Der Prozess gestaltet sich schwierig, die Hürden sind groß und die finanziellen Mittel klein. Warum Clara und ihr Team dennoch an Diamens festhalten? Damit es Menschen, die wie Lisa schmerzverzerrt am Gehsteigrand hocken und auf den IbuKick warten, schneller besser geht. Damit Menschen wie Lisa schnell Klarheit über ihre Gesundheit erlangen. Doch damit es auch Menschen wie Clara und ihren Kolleginnen leichter fällt, jeder zehnten Frau auf der Welt bei der Diagnose von Endometriose zu helfen, braucht es Rahmenbedingungen, wie wir sie aktuell noch nicht vorfinden.

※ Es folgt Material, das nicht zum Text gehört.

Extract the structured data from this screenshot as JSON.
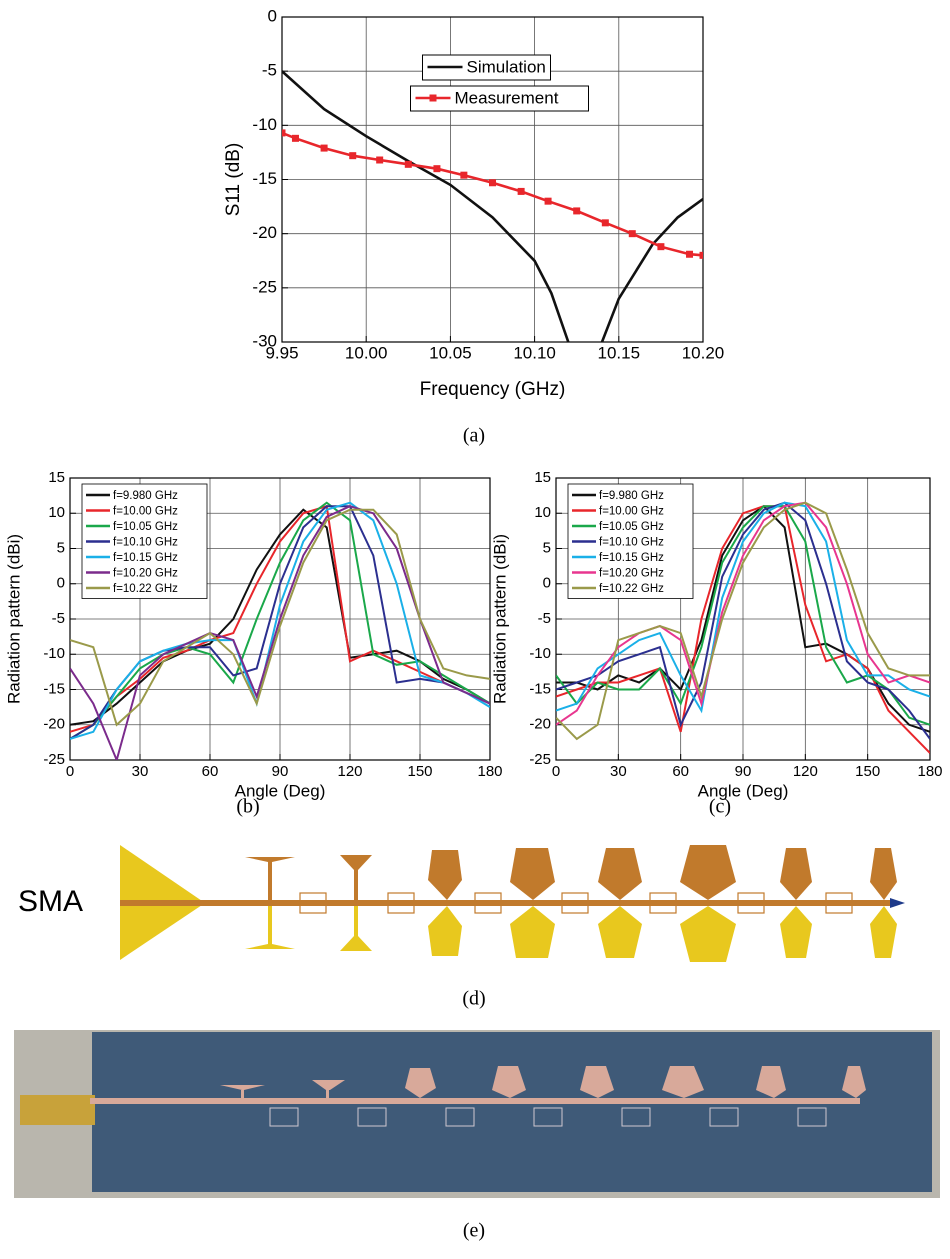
{
  "chart_data": [
    {
      "type": "line",
      "xlabel": "Frequency (GHz)",
      "ylabel": "S11 (dB)",
      "xlim": [
        9.95,
        10.2
      ],
      "ylim": [
        -30,
        0
      ],
      "xticks": [
        9.95,
        {
          "value": 10,
          "label": "10.00"
        },
        10.05,
        {
          "value": 10.1,
          "label": "10.10"
        },
        10.15,
        {
          "value": 10.2,
          "label": "10.20"
        }
      ],
      "yticks": [
        -30,
        -25,
        -20,
        -15,
        -10,
        -5,
        0
      ],
      "grid": true,
      "legend": "upper center",
      "series": [
        {
          "name": "Simulation",
          "color": "#111111",
          "x": [
            9.95,
            9.975,
            10.0,
            10.025,
            10.05,
            10.075,
            10.1,
            10.11,
            10.12,
            10.13,
            10.14,
            10.15,
            10.17,
            10.185,
            10.2
          ],
          "values": [
            -5,
            -8.5,
            -11,
            -13.3,
            -15.5,
            -18.5,
            -22.5,
            -25.5,
            -30,
            null,
            -30,
            -26,
            -21,
            -18.5,
            -16.8
          ]
        },
        {
          "name": "Measurement",
          "color": "#e8262b",
          "marker": "square",
          "x": [
            9.95,
            9.958,
            9.975,
            9.992,
            10.008,
            10.025,
            10.042,
            10.058,
            10.075,
            10.092,
            10.108,
            10.125,
            10.142,
            10.158,
            10.175,
            10.192,
            10.2
          ],
          "values": [
            -10.7,
            -11.2,
            -12.1,
            -12.8,
            -13.2,
            -13.6,
            -14.0,
            -14.6,
            -15.3,
            -16.1,
            -17.0,
            -17.9,
            -19.0,
            -20.0,
            -21.2,
            -21.9,
            -22.0
          ]
        }
      ]
    },
    {
      "type": "line",
      "xlabel": "Angle (Deg)",
      "ylabel": "Radiation pattern (dBi)",
      "xlim": [
        0,
        180
      ],
      "ylim": [
        -25,
        15
      ],
      "xticks": [
        0,
        30,
        60,
        90,
        120,
        150,
        180
      ],
      "yticks": [
        -25,
        -20,
        -15,
        -10,
        -5,
        0,
        5,
        10,
        15
      ],
      "grid": true,
      "legend": "upper left",
      "x": [
        0,
        10,
        20,
        30,
        40,
        50,
        60,
        70,
        80,
        90,
        100,
        110,
        120,
        130,
        140,
        150,
        160,
        170,
        180
      ],
      "series": [
        {
          "name": "f=9.980 GHz",
          "color": "#111111",
          "values": [
            -20,
            -19.5,
            -17,
            -14,
            -11,
            -9.5,
            -8.5,
            -5,
            2,
            7,
            10.5,
            8,
            -10.5,
            -10,
            -9.5,
            -11,
            -13.5,
            -15,
            -17
          ]
        },
        {
          "name": "f=10.00 GHz",
          "color": "#e8262b",
          "values": [
            -21,
            -20,
            -16,
            -13.5,
            -10.5,
            -9.5,
            -8,
            -7,
            0,
            6,
            10,
            11,
            -11,
            -9.5,
            -11,
            -12.5,
            -14,
            -15.5,
            -17
          ]
        },
        {
          "name": "f=10.05 GHz",
          "color": "#1aa84a",
          "values": [
            -22,
            -20,
            -16,
            -12,
            -10,
            -9,
            -10,
            -14,
            -5,
            3,
            9,
            11.5,
            9,
            -10,
            -11.5,
            -11,
            -13,
            -15,
            -17
          ]
        },
        {
          "name": "f=10.10 GHz",
          "color": "#2b2f8f",
          "values": [
            -22,
            -20,
            -15,
            -11,
            -9.5,
            -9,
            -9,
            -13,
            -12,
            0,
            8,
            11,
            11,
            4,
            -14,
            -13.5,
            -14,
            -15.5,
            -17
          ]
        },
        {
          "name": "f=10.15 GHz",
          "color": "#1ab0e8",
          "values": [
            -22,
            -21,
            -15,
            -11,
            -9.5,
            -8.5,
            -8,
            -8,
            -17,
            -3,
            6,
            10.5,
            11.5,
            9,
            0,
            -13,
            -14,
            -15.5,
            -17.5
          ]
        },
        {
          "name": "f=10.20 GHz",
          "color": "#7b2b8c",
          "values": [
            -12,
            -17,
            -25,
            -13,
            -10,
            -8.5,
            -7,
            -8,
            -16,
            -5,
            4,
            9.5,
            11,
            10,
            5,
            -5,
            -14,
            -15.5,
            -17
          ]
        },
        {
          "name": "f=10.22 GHz",
          "color": "#9a9a4a",
          "values": [
            -8,
            -9,
            -20,
            -17,
            -11,
            -9,
            -7,
            -10,
            -17,
            -6,
            3,
            9,
            10.5,
            10.5,
            7,
            -5,
            -12,
            -13,
            -13.5
          ]
        }
      ]
    },
    {
      "type": "line",
      "xlabel": "Angle (Deg)",
      "ylabel": "Radiation pattern (dBi)",
      "xlim": [
        0,
        180
      ],
      "ylim": [
        -25,
        15
      ],
      "xticks": [
        0,
        30,
        60,
        90,
        120,
        150,
        180
      ],
      "yticks": [
        -25,
        -20,
        -15,
        -10,
        -5,
        0,
        5,
        10,
        15
      ],
      "grid": true,
      "legend": "upper left",
      "x": [
        0,
        10,
        20,
        30,
        40,
        50,
        60,
        70,
        80,
        90,
        100,
        110,
        120,
        130,
        140,
        150,
        160,
        170,
        180
      ],
      "series": [
        {
          "name": "f=9.980 GHz",
          "color": "#111111",
          "values": [
            -14,
            -14,
            -15,
            -13,
            -14,
            -12,
            -15,
            -8,
            4,
            9,
            11,
            8,
            -9,
            -8.5,
            -10,
            -12,
            -17,
            -20,
            -21
          ]
        },
        {
          "name": "f=10.00 GHz",
          "color": "#e8262b",
          "values": [
            -16,
            -15,
            -14,
            -14,
            -13,
            -12,
            -21,
            -5,
            5,
            10,
            11,
            11,
            -3,
            -11,
            -10,
            -12,
            -18,
            -21,
            -24
          ]
        },
        {
          "name": "f=10.05 GHz",
          "color": "#1aa84a",
          "values": [
            -13,
            -17,
            -14,
            -15,
            -15,
            -12,
            -17,
            -9,
            3,
            8,
            11,
            11,
            6,
            -9,
            -14,
            -13,
            -15,
            -19,
            -20
          ]
        },
        {
          "name": "f=10.10 GHz",
          "color": "#2b2f8f",
          "values": [
            -15,
            -14,
            -13,
            -11,
            -10,
            -9,
            -20,
            -14,
            1,
            7,
            10.5,
            11.5,
            9,
            0,
            -11,
            -14,
            -15,
            -18,
            -22
          ]
        },
        {
          "name": "f=10.15 GHz",
          "color": "#1ab0e8",
          "values": [
            -18,
            -17,
            -12,
            -10,
            -8,
            -7,
            -13,
            -18,
            -2,
            6,
            10,
            11.5,
            11,
            6,
            -8,
            -13,
            -13,
            -15,
            -16
          ]
        },
        {
          "name": "f=10.20 GHz",
          "color": "#e8368f",
          "values": [
            -20,
            -18,
            -13,
            -9,
            -7,
            -6,
            -8,
            -17,
            -4,
            4,
            9,
            11,
            11.5,
            8,
            0,
            -10,
            -14,
            -13,
            -14
          ]
        },
        {
          "name": "f=10.22 GHz",
          "color": "#9a9a4a",
          "values": [
            -19,
            -22,
            -20,
            -8,
            -7,
            -6,
            -7,
            -16,
            -5,
            3,
            8,
            10.5,
            11.5,
            10,
            2,
            -7,
            -12,
            -13,
            -13
          ]
        }
      ]
    }
  ],
  "panel_labels": [
    "(a)",
    "(b)",
    "(c)",
    "(d)",
    "(e)"
  ],
  "diagram": {
    "label": "SMA"
  }
}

„Es braucht klare und effektive Prozesse, offene Kommunikation und leichter erhältliche Informationen, die nicht nur von teuren Zulassungsberatern kommen, sondern öffentlich zugänglich sind. Es braucht geringere finanzielle Hürden für Medtech-Startups, ja, vielleicht braucht es sogar ein Startup-Budget. Überprüfung, Regulierung und Zertifizierung sind nichts Schlechtes – eine Umschichtung finanzieller Mittel allerdings auch nicht.“

Immerhin arbeiten Clara und ihr Team für knapp 50 Prozent der Bevölkerung: „Wir merken wirklich jeden Tag, dass diese Zahl ‚eine von zehn Frauen‘ real ist. Eine von zehn Frauen weltweit belastet diese Krankheit im täglichen Leben. Und weit mehr Frauen leben täglich in der schmerzenden Ungewissheit, ob sie an Endometriose erkrankt sind oder nicht.“

Für die Zukunft hat Clara deshalb einen ganz besonderen Wunsch: „Dass bei jedem Stammtisch und bei jedem Startup-Event so offen über Themen der Frauengesundheit und Female Technology geredet wird wie über alles andere auch. So viele geniale Menschen arbeiten im Femtech-Bereich, und trotzdem werden wir behandelt, als wären wir eine Nische. Sind wir aber nicht. Wenn wir also das nächste Mal die Worte ‚Periode‘, ‚Menstruationsblut‘ oder ‚Unfruchtbarkeit‘ in den Mund nehmen, braucht es kein ‚Oh Gott‘, sondern Akzeptanz, Verständnis und Unterstützung.